Disentangling the Temporal Dynamics of Nonthermal Electrons in Photoexcited Gold Nanostructures

The study of nonthermal electrons, generated upon photoexcitation of plasmonic nanostructures, plays a key role in a variety of contexts, from photocatalysis and energy conversion to photodetection and nonlinear optics. Their ultrafast relaxation and subsequent release of energy to a low energy distribution of thermalized hot electrons has been the subject of a myriad of papers, mostly based on femtosecond transient absorption spectroscopy (FTAS). However, the FTAS signal stems from a complex interplay of different contributions arising from both nonthermal and thermal electrons, making the disentanglement of the two a very challenging task, so far accomplished only in terms of numerical simulations. Here a combined approach is introduced, based on a post-processing of the FTAS measurements guided by a reduced semiclassical model, the so-called extended two-temperature model, which has allowed the purely nonthermal contribution to the pump-probe experimental map recorded for 2D arrays of gold nanoellipsoids to be isolated. This approach displays the intimate correlation between electron energy and probe photon energy on the ultrafast time-scale of electron thermalization. It also sheds new light on the ultrafast transient optical response of gold nanostructures, and will help the development of optimized plasmonic configurations for nonthermal electrons generation and harvesting.

Automated summary

This study focuses on the analysis of nonthermal electrons generated by plasmonic nanostructures upon light excitation, highlighting the challenge of separating nonthermal and thermal electron contributions in femtosecond transient absorption spectroscopy (FTAS).
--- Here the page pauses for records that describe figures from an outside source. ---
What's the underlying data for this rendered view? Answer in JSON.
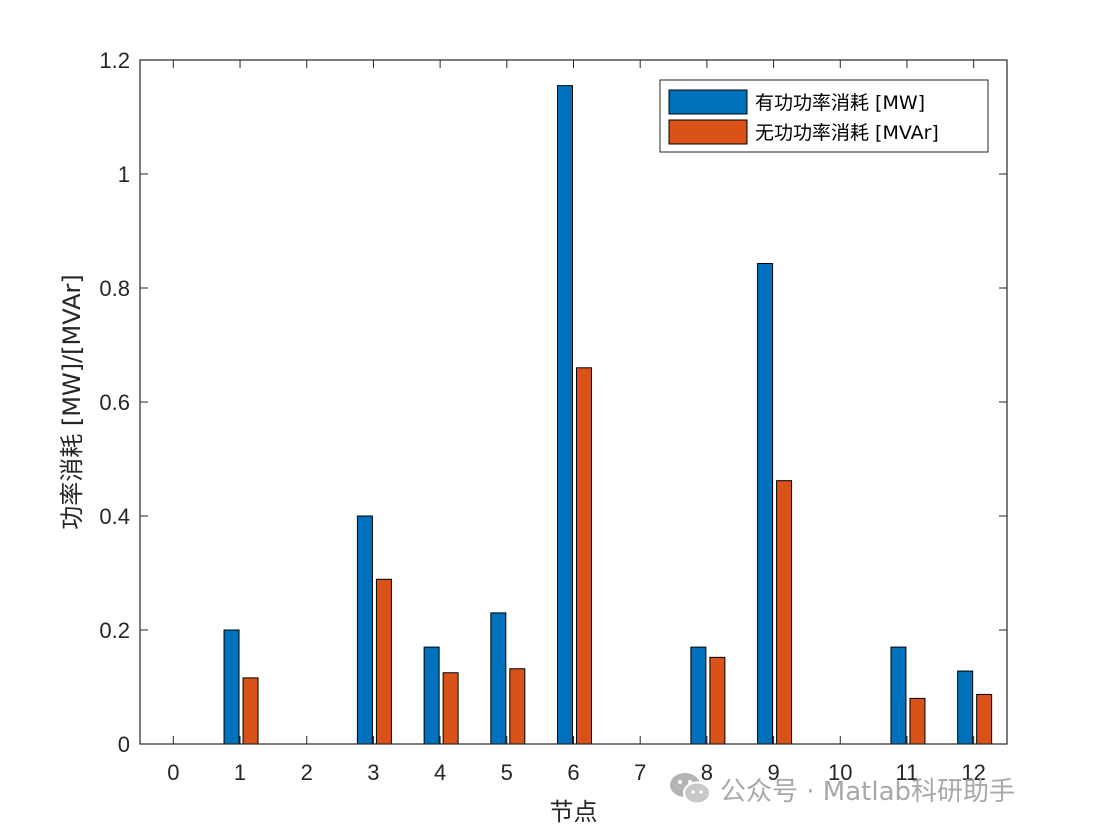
{
  "chart_data": {
    "type": "bar",
    "categories": [
      "0",
      "1",
      "2",
      "3",
      "4",
      "5",
      "6",
      "7",
      "8",
      "9",
      "10",
      "11",
      "12"
    ],
    "series": [
      {
        "name": "有功功率消耗 [MW]",
        "color": "#0072BD",
        "values": [
          0,
          0.2,
          0,
          0.4,
          0.17,
          0.23,
          1.155,
          0,
          0.17,
          0.843,
          0,
          0.17,
          0.128
        ]
      },
      {
        "name": "无功功率消耗 [MVAr]",
        "color": "#D95319",
        "values": [
          0,
          0.116,
          0,
          0.289,
          0.125,
          0.132,
          0.66,
          0,
          0.152,
          0.462,
          0,
          0.08,
          0.087
        ]
      }
    ],
    "title": "",
    "xlabel": "节点",
    "ylabel": "功率消耗 [MW]/[MVAr]",
    "ylim": [
      0,
      1.2
    ],
    "yticks": [
      "0",
      "0.2",
      "0.4",
      "0.6",
      "0.8",
      "1",
      "1.2"
    ],
    "grid": false,
    "legend_position": "top-right"
  },
  "watermark": {
    "icon": "wechat-icon",
    "text": "公众号 · Matlab科研助手"
  }
}
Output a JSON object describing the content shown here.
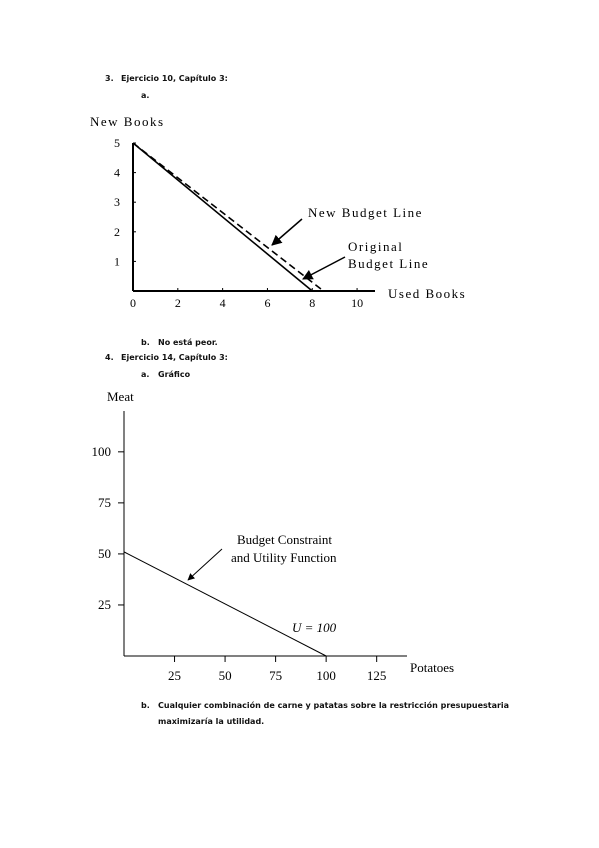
{
  "document": {
    "q3": {
      "number": "3.",
      "title": "Ejercicio 10, Capítulo 3:",
      "a": "a.",
      "b_label": "b.",
      "b": "No está peor."
    },
    "q4": {
      "number": "4.",
      "title": "Ejercicio 14, Capítulo 3:",
      "a_label": "a.",
      "a": "Gráfico",
      "b_label": "b.",
      "b": [
        "Cualquier combinación de carne y patatas sobre la restricción presupuestaria",
        "maximizaría la utilidad."
      ]
    }
  },
  "chart_data": [
    {
      "type": "line",
      "y_label": "New Books",
      "x_label": "Used Books",
      "xlim": [
        0,
        10.8
      ],
      "ylim": [
        0,
        5
      ],
      "xticks": [
        0,
        2,
        4,
        6,
        8,
        10
      ],
      "yticks": [
        1,
        2,
        3,
        4,
        5
      ],
      "annotations": [
        "New Budget Line",
        "Original",
        "Budget Line"
      ],
      "series": [
        {
          "x": [
            0,
            8
          ],
          "values": [
            5,
            0
          ],
          "color": "#000000",
          "dashed": false
        },
        {
          "x": [
            0,
            8.5
          ],
          "values": [
            5,
            0
          ],
          "color": "#000000",
          "dashed": true
        }
      ]
    },
    {
      "type": "line",
      "y_label": "Meat",
      "x_label": "Potatoes",
      "xlim": [
        0,
        140
      ],
      "ylim": [
        0,
        120
      ],
      "xticks": [
        25,
        50,
        75,
        100,
        125
      ],
      "yticks": [
        25,
        50,
        75,
        100
      ],
      "annotations": [
        "Budget Constraint",
        "and Utility Function",
        "U = 100"
      ],
      "series": [
        {
          "x": [
            0,
            100
          ],
          "values": [
            51,
            0
          ],
          "color": "#000000",
          "dashed": false
        }
      ]
    }
  ]
}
By introducing a combined approach involving post-processing of FTAS measurements guided by a simplified semiclassical model, the purely nonthermal contribution to pump-probe experimental data for 2D arrays of gold nanoellipsoids was successfully isolated. This approach reveals the close relationship between electron energy and probe photon energy during ultrafast electron thermalization, shedding new insights on the transient optical response of gold nanostructures and aiding in the development of optimized plasmonic configurations for nonthermal electron generation.